Lors de l’élaboration des politiques migratoires, « on se réfère à des chiffres et des éléments économiques », mais « on n’amène pas au débat des sociologues, des anthropologues ou des géographes » qui étudient un sujet déjà étudié.
« Ce n’est pas un problème de manque de données, c’est un problème de manque de volonté politique à trouver des solutions basées sur des données scientifiques », a expliqué Liliana Azevedo.
Une des responsables présentes à la réunion, la chercheuse de l’Iscte et ancienne secrétaire d’État aux Migrations Cláudia Pereira a reconnu que le pont entre le monde académique et les politiciens n’est pas toujours facile.
« Ce n’était pas le cas pour moi, j’avais une ministre qui était sociologue et un Premier ministre [António Costa] qui connaissait le sujet et lisait les articles sur les migrations, dans certains cas avant nous », a-t-elle rappelé, soulignant que de nombreuses mesures pour le secteur « ont été basées sur des études ».
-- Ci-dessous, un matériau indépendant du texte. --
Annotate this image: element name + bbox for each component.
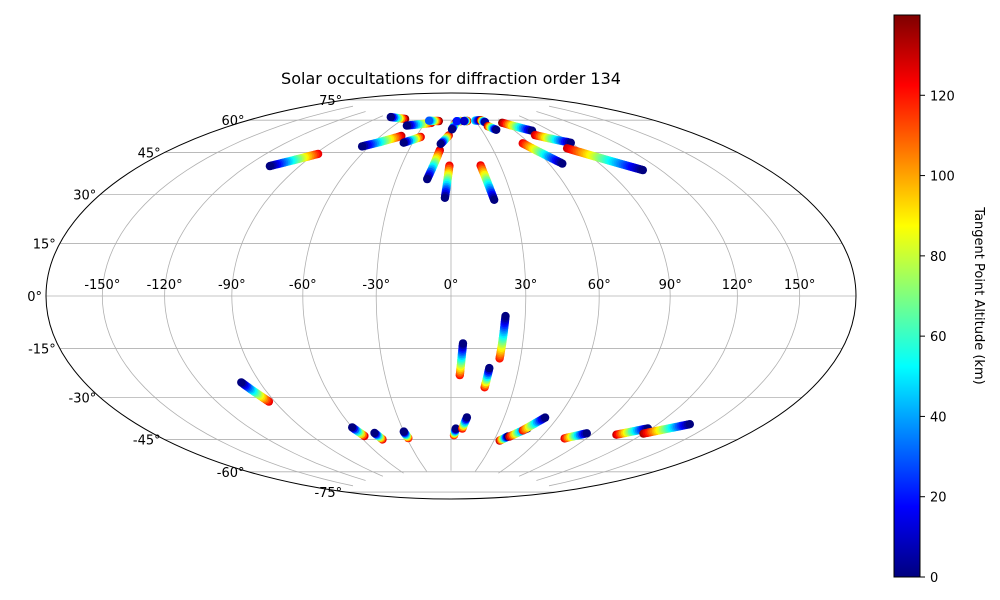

« La vérité est que la plupart des politiciens ne s’orientent pas selon les recommandations des académiciens », mais « une chose que le Covid nous a enseignée est que nous avons besoin de la science et des données pour construire de meilleures politiques et agir sur le terrain », a reconnu Cláudia Pereira.
Aujourd’hui, le pays vit dans un « climat politique très exigeant et stimulant » et « le Portugal est l’un des épicentres du discours de haine en Europe », ce qui fait que le sujet est capturé par « des mythes et des faussetés ».
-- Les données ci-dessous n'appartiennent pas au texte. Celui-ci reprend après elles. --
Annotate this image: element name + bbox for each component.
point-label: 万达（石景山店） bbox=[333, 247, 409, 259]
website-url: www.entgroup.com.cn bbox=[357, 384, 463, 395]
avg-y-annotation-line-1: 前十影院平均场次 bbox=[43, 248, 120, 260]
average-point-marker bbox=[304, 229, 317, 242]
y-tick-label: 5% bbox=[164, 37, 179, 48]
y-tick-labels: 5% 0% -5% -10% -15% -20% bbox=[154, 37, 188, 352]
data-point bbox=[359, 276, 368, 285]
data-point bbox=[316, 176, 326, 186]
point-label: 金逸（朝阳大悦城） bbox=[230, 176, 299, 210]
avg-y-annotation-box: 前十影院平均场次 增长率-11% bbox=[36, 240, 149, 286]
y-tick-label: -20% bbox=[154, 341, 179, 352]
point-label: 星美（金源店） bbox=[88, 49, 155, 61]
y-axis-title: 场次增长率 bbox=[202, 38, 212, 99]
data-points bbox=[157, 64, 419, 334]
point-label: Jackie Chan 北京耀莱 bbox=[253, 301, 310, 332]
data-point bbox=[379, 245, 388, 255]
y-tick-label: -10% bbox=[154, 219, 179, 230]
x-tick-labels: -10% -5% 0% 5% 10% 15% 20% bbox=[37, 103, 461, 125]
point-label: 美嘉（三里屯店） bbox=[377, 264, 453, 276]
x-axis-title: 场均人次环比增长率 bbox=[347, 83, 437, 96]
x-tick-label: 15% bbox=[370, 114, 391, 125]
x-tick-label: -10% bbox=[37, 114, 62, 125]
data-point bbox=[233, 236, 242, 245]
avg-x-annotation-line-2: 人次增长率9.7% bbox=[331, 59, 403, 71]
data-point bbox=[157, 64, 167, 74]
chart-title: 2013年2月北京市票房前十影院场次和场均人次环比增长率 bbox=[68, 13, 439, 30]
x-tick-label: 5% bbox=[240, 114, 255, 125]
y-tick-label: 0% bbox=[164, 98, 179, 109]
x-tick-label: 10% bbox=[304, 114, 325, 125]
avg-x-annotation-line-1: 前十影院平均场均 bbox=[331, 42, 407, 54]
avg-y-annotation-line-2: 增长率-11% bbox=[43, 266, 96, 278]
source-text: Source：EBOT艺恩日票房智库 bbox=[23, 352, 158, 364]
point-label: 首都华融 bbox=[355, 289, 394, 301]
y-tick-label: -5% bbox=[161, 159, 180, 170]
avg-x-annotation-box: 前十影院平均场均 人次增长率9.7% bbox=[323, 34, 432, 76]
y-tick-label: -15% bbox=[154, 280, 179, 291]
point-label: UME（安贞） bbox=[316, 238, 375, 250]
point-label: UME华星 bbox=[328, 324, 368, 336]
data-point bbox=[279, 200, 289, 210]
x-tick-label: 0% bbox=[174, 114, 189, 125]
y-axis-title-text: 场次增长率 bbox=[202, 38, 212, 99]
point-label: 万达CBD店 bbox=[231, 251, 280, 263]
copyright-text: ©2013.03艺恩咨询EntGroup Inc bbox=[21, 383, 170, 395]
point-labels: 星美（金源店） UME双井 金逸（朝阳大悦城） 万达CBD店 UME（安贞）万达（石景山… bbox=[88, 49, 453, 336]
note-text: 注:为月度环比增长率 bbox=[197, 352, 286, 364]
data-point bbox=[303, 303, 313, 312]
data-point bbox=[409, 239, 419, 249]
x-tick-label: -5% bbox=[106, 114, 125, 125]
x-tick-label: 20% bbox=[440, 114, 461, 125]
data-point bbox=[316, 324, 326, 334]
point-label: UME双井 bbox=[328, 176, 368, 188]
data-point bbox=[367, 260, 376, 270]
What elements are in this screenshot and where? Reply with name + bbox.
« Comparativement, le Portugal a moins d’immigrants que les autres pays européens » et les « réfugiés en Europe représentent moins de 1 %, mais ont acquis une visibilité qui les a placés au centre de l’attention », a illustré la chercheuse, estimant qu’il est erroné d’adopter des politiques restrictives à l’entrée des étrangers dans un contexte de croissance économique.
Ce qui régule les flux, c’est le marché du travail : « Il y a du travail, on migre, il n’y a pas de travail, on ne migre pas », a expliqué Cláudia Pereira.
« De manière très provocante, la meilleure façon d’éloigner les immigrants est de créer une crise économique », a déclaré l’ancienne responsable socialiste, rappelant le début des rencontres migratoires, qui fêtent maintenant leurs 10 ans : « nous étions dans un contexte de crise de la dette souveraine » et « on a assisté à une nouvelle émigration », parce qu’« il y avait peu d’emplois au Portugal et beaucoup au Royaume-Uni, par exemple ».
Alors, « le chômage des jeunes a beaucoup augmenté et ces personnes n’ayant pas d’emploi au Portugal », ont cherché d’autres destinations, principalement en Europe.
« Le Portugal n’a jamais cessé d’avoir des émigrants, environ 65 000 Portugais partent chaque année », a expliqué la chercheuse de l’Observatoire de l’Émigration.
Liliana Azevedo a admis que le sujet le plus médiatique actuellement est l’immigration, dans une tendance globale. Le Portugal a été un pays « qui a attiré des personnes et il y a eu des changements législatifs, en ce qui concerne les lois sur l’immigration, qui ont constitué un facteur d’attraction, les médias en ont parlé et le parti Chega en a profité en utilisant les immigrants comme boucs émissaires » des « problèmes qui ont alors émergé ».
Rui Pena Pires a convenu que le « contexte politique a changé » et qu’il existe « un discours et une pratique politique sur l’immigration qui auraient été inimaginables il y a quelques années », dans un processus « dangereux car il crée des divisions et des haines et crée, à terme, des conflits ».
« Si nous normalisons la xénophobie sur l’immigration, nous acceptons que d’autres processus du même type se déroulent sur d’autres sujets » et il y a le risque de répéter l’histoire : « à un moment ce sont les juifs, à un autre moment ce sont les Roms et à d’autres ce sont les immigrants », a-t-il conclu.